The examples of the difference in the business strategies are as below:
a) Reliance and Amazon (in India), both are retail companies. While the former relies on physical stores, the latter relies on e-commerce. While Reliance holds the inventory of the products across the stores, Amazon has developed their fulfilment centres (central warehouses) to store the goods. For HR, the paradigm itself shifts from one company to another.
b) The top-notch Indian IT companies like Wipro, Infosys etc. relied on the recruitment of the freshers and grooming them, HCL Infotech always hired experienced software professionals. While the employee cost remained the same, the output per employee for HCL Infotech was far higher.

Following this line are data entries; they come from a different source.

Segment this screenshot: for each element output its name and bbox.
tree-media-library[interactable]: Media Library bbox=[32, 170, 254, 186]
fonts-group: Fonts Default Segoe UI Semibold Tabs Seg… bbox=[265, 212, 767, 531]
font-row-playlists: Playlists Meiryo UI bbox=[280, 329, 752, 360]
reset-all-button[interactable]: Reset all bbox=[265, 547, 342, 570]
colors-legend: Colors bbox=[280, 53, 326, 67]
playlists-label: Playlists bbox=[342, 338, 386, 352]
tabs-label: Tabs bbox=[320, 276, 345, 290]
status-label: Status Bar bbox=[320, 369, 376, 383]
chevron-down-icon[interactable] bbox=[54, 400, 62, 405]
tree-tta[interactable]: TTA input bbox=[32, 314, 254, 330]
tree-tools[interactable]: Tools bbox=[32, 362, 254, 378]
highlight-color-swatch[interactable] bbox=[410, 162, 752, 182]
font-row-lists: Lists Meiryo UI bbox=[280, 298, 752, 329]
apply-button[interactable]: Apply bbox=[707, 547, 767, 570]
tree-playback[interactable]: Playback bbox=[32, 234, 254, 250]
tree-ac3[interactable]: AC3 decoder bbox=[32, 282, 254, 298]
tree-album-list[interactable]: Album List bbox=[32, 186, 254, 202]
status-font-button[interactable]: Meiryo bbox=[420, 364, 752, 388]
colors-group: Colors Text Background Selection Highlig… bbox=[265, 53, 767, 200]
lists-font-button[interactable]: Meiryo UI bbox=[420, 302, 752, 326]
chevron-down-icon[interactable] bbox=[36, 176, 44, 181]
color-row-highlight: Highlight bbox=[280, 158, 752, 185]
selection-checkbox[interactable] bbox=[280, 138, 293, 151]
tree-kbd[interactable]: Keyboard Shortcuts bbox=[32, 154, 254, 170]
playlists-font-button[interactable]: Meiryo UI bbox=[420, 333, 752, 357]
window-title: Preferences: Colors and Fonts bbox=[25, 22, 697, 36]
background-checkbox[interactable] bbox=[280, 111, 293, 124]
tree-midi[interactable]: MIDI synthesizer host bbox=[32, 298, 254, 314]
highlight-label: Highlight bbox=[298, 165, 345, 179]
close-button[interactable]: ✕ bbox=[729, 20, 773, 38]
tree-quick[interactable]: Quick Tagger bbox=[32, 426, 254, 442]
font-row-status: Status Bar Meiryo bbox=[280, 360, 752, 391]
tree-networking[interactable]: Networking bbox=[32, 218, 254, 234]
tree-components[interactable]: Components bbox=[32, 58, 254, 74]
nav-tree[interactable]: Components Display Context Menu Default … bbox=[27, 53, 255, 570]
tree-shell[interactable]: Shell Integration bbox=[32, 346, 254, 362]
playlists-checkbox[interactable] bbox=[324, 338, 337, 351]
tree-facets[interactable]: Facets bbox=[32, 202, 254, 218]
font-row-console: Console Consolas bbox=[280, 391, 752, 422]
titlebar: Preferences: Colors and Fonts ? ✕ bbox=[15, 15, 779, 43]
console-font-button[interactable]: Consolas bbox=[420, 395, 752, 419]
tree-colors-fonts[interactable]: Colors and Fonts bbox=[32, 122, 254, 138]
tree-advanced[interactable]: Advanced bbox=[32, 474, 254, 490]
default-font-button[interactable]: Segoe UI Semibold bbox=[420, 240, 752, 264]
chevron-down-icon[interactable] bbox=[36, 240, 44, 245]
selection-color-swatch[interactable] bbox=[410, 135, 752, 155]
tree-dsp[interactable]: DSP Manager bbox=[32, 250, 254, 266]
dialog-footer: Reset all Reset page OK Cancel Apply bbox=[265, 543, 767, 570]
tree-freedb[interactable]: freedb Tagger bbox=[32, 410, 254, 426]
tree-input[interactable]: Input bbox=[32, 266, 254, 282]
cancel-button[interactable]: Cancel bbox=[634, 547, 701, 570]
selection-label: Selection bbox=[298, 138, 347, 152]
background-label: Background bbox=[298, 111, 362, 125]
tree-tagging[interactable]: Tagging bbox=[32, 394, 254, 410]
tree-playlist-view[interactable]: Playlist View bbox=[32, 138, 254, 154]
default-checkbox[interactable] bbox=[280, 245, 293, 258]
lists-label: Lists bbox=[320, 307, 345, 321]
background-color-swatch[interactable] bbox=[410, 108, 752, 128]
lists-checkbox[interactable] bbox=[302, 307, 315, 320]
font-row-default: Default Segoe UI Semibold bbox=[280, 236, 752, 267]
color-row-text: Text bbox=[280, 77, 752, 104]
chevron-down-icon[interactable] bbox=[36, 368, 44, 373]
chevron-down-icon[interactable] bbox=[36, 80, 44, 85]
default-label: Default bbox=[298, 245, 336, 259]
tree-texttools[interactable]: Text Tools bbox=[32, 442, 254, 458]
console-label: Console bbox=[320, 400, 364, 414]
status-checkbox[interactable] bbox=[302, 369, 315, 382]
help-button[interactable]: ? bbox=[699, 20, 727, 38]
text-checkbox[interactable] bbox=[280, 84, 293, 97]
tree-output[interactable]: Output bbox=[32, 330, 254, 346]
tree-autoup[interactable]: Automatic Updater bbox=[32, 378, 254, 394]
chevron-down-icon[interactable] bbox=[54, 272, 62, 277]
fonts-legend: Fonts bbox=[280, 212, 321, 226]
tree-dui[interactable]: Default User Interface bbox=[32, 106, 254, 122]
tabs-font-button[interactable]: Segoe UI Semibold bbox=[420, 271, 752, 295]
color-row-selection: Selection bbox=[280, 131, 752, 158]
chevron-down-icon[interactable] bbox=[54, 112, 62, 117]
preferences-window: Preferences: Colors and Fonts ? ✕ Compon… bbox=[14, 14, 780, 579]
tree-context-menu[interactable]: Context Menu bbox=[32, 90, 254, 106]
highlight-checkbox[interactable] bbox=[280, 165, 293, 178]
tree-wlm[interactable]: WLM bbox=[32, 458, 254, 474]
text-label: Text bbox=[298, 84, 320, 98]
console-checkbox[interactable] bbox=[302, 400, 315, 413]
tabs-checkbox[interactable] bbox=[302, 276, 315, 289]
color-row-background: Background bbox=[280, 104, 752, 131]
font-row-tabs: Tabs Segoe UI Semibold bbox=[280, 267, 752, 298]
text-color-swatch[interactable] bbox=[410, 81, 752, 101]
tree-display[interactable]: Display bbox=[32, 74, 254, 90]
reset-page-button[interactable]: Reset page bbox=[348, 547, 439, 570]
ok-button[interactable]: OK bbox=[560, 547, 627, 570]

c) This point is completely different from points (a) and (b) above. The HR strategy also depends on the organisation's culture and the organisation's culture is shaped out of the CEO's mindset. Dr Vishal Sikka, on becoming CEO of Infosys, tried to bring a culture of "design thinking" in the entire company. This was a radical change in the functioning of Infosys. A successor of Dr Sikka restored the old culture of the company. The HR strategies changed as the CEOs changed.
Uniqueness is the hallmark of the business strategy. Therefore, what works for one company may not work for another company. While Dr P Sivakumar has given a broad list of the points to align HR strategy with the business strategy, the customisation is not that easy.